Moldavia sigue siendo mayoritariamente un país agrícola, con una pequeña porción de tierra comparada con sus vecinos (apenas 34 mil kilómetros cuadrados de extensión atrapados entre Rumania y Ucrania: cinco veces menos que Uruguay). A pesar de estar a tan sólo dos km de la costa del Mar Negro, Moldavia sólo recibe la brisa que viene de éste porque no tiene salida al mar. Desde que consiguió su independencia, quedó impedida para poder comerciar vía marítima sin necesidad de intermediarios, algo que, innegablemente, ha limitado su desarrollo económico.
En el campo, las personas con menos recursos económicos siguen siendo las más afectadas desde que inició la guerra. Entre las pocas oportunidades de empleo y la incertidumbre política y económica que gobierna los días en la región, las personas parecen haberse habituado a vivir en una eterna crisis sin final aparente, tan larga como los inviernos aquí.

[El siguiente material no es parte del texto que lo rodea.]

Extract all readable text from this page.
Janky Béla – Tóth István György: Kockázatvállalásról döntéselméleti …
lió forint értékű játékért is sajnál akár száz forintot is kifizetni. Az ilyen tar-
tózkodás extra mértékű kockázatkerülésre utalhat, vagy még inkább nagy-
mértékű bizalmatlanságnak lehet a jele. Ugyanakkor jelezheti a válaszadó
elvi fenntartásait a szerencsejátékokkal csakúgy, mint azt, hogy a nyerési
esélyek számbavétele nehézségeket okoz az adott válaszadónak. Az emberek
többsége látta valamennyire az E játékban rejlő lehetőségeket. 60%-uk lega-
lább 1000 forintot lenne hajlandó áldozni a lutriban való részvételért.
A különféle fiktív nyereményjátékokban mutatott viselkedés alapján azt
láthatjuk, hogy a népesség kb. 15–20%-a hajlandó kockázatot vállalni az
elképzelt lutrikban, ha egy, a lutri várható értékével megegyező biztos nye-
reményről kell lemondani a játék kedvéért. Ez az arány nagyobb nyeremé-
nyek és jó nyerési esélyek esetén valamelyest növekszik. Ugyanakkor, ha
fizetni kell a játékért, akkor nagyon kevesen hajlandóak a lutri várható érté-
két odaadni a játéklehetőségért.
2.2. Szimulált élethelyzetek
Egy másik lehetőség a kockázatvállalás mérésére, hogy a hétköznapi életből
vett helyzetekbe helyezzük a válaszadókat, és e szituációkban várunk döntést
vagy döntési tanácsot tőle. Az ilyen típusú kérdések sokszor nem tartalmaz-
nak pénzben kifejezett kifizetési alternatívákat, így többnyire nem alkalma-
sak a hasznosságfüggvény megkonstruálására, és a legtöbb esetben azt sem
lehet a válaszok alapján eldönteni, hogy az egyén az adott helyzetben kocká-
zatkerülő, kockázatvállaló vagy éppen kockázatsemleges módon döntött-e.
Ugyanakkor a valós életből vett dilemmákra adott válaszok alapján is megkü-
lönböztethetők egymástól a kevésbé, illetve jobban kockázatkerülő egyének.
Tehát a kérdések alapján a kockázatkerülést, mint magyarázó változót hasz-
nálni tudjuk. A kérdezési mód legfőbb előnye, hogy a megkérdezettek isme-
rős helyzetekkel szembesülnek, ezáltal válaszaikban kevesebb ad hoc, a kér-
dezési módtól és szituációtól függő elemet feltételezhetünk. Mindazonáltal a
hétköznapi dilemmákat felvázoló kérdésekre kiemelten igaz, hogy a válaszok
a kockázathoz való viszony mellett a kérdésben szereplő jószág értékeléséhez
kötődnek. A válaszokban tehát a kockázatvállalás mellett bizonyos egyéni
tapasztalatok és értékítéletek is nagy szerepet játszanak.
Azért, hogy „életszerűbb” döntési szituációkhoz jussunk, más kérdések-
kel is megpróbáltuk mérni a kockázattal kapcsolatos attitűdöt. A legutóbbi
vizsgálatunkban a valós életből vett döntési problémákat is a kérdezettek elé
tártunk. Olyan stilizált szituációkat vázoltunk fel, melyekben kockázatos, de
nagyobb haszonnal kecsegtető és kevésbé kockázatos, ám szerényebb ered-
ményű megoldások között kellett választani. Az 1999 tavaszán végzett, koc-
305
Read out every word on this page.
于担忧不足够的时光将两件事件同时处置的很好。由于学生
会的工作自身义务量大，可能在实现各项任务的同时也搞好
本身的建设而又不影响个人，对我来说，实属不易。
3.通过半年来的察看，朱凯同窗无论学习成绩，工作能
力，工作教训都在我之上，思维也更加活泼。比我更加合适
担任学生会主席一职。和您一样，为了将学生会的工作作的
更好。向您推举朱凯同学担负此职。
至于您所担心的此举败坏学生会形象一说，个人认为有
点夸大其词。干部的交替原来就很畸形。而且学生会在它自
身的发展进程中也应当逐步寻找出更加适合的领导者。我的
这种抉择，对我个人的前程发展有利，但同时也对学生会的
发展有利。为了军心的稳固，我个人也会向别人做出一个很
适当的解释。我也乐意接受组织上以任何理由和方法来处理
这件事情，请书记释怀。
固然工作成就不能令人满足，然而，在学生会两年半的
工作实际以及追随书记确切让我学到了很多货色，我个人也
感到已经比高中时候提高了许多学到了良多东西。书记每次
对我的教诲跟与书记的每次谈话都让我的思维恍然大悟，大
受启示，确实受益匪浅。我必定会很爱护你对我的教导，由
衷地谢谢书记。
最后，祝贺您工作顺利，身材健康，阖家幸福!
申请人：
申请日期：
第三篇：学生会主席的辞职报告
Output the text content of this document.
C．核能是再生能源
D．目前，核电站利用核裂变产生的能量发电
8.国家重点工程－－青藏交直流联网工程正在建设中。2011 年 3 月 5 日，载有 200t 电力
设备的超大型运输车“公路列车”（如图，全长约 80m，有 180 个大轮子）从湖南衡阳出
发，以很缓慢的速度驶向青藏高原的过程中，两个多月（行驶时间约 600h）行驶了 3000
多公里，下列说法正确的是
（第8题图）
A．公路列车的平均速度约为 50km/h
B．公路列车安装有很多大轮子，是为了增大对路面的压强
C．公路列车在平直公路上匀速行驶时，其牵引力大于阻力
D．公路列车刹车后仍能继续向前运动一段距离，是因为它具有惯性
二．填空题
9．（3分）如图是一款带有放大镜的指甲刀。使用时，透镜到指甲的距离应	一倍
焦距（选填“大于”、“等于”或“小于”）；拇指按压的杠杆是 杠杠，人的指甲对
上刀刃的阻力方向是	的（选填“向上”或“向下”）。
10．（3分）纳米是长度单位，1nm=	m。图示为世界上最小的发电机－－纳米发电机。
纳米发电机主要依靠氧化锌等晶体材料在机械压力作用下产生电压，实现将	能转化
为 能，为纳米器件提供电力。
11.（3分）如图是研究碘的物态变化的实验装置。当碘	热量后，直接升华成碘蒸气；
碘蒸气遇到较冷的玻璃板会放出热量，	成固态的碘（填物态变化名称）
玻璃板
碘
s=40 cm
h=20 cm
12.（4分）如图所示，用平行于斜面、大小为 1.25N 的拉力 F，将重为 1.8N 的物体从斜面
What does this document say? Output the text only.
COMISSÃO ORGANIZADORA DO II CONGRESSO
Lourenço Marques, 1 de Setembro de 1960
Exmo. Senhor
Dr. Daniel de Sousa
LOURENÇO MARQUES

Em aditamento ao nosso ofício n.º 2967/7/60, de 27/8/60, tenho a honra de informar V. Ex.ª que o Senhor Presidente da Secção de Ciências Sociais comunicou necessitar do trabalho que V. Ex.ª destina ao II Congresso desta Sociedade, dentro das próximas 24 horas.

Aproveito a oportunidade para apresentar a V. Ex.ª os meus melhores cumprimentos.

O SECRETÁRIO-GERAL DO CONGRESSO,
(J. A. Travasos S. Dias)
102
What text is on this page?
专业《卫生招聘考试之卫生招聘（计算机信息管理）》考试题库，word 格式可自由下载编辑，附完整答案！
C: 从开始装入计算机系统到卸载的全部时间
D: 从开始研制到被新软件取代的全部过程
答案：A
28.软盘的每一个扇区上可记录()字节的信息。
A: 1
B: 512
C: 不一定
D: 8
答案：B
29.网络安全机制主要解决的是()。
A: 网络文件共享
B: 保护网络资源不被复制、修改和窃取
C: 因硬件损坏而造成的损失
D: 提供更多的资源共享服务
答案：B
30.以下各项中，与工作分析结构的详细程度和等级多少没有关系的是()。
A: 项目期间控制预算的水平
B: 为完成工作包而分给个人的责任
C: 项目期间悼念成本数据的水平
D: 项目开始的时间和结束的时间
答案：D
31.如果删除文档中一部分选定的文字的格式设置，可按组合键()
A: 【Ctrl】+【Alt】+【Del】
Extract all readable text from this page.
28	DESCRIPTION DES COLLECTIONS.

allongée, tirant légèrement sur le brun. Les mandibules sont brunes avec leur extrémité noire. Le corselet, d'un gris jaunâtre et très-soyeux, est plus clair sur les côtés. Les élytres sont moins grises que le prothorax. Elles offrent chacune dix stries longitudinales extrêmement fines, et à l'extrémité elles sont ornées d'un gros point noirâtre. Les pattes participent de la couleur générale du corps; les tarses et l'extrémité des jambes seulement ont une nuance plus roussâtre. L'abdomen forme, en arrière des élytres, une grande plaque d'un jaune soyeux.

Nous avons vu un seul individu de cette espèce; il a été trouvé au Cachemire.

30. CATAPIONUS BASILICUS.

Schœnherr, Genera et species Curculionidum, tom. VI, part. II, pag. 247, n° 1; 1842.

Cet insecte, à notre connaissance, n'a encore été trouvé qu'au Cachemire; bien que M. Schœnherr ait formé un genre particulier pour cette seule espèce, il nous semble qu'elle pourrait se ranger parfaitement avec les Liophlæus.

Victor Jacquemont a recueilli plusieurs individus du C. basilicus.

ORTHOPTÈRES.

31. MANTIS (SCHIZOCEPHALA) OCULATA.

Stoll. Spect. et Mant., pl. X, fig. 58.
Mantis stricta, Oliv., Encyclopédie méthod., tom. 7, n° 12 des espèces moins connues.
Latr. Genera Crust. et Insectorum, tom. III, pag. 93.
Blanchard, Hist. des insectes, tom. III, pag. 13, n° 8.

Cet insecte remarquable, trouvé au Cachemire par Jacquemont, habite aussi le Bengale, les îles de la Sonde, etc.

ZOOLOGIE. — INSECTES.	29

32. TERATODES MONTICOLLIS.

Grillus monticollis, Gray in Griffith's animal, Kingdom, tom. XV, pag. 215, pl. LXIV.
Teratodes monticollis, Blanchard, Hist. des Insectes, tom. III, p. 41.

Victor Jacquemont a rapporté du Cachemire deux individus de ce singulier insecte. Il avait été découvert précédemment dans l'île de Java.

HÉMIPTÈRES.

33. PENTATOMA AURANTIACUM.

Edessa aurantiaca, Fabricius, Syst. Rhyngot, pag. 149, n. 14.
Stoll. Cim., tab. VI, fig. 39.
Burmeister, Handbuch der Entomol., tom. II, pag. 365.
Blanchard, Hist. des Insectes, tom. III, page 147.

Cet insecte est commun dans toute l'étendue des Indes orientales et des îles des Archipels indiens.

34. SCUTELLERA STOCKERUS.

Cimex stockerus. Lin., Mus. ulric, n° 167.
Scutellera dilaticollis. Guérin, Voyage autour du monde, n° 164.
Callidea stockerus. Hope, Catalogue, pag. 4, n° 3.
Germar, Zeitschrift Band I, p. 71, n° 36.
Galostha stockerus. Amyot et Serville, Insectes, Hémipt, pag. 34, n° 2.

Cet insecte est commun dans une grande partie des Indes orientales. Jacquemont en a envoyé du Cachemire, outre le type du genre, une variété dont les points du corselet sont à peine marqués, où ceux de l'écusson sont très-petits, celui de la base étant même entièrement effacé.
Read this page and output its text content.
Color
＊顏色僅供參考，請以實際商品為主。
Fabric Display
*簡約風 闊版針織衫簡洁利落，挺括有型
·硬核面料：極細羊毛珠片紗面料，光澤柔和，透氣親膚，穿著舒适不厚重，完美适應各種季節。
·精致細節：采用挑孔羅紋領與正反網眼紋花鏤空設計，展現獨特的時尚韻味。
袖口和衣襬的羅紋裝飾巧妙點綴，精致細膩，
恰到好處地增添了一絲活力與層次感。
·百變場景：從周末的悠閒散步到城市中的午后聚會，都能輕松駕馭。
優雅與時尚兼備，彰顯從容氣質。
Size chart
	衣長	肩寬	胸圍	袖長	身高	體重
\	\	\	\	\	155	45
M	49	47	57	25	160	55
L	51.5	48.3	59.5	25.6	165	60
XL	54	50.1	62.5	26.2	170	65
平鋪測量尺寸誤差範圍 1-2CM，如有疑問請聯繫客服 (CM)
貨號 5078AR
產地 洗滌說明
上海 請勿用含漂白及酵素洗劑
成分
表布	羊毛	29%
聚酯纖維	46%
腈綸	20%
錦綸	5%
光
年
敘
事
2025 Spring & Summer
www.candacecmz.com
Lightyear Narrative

La primavera ha iniciado según el calendario, pero los árboles y la tierra y parecen resistirse a ella. El verde está queriendo, pero el frío y la sequía no lo dejan; el invierno se hace largo cuanto puede: apenas unos cuantos destellos se asoman sutilmente como pelaje sobre estas llanuras de la Europa Oriental. Al parecer, “éste es el Este”, la fachada más triste de Europa, una región atrapada entre dos actores antagónicos, casi siempre olvidada.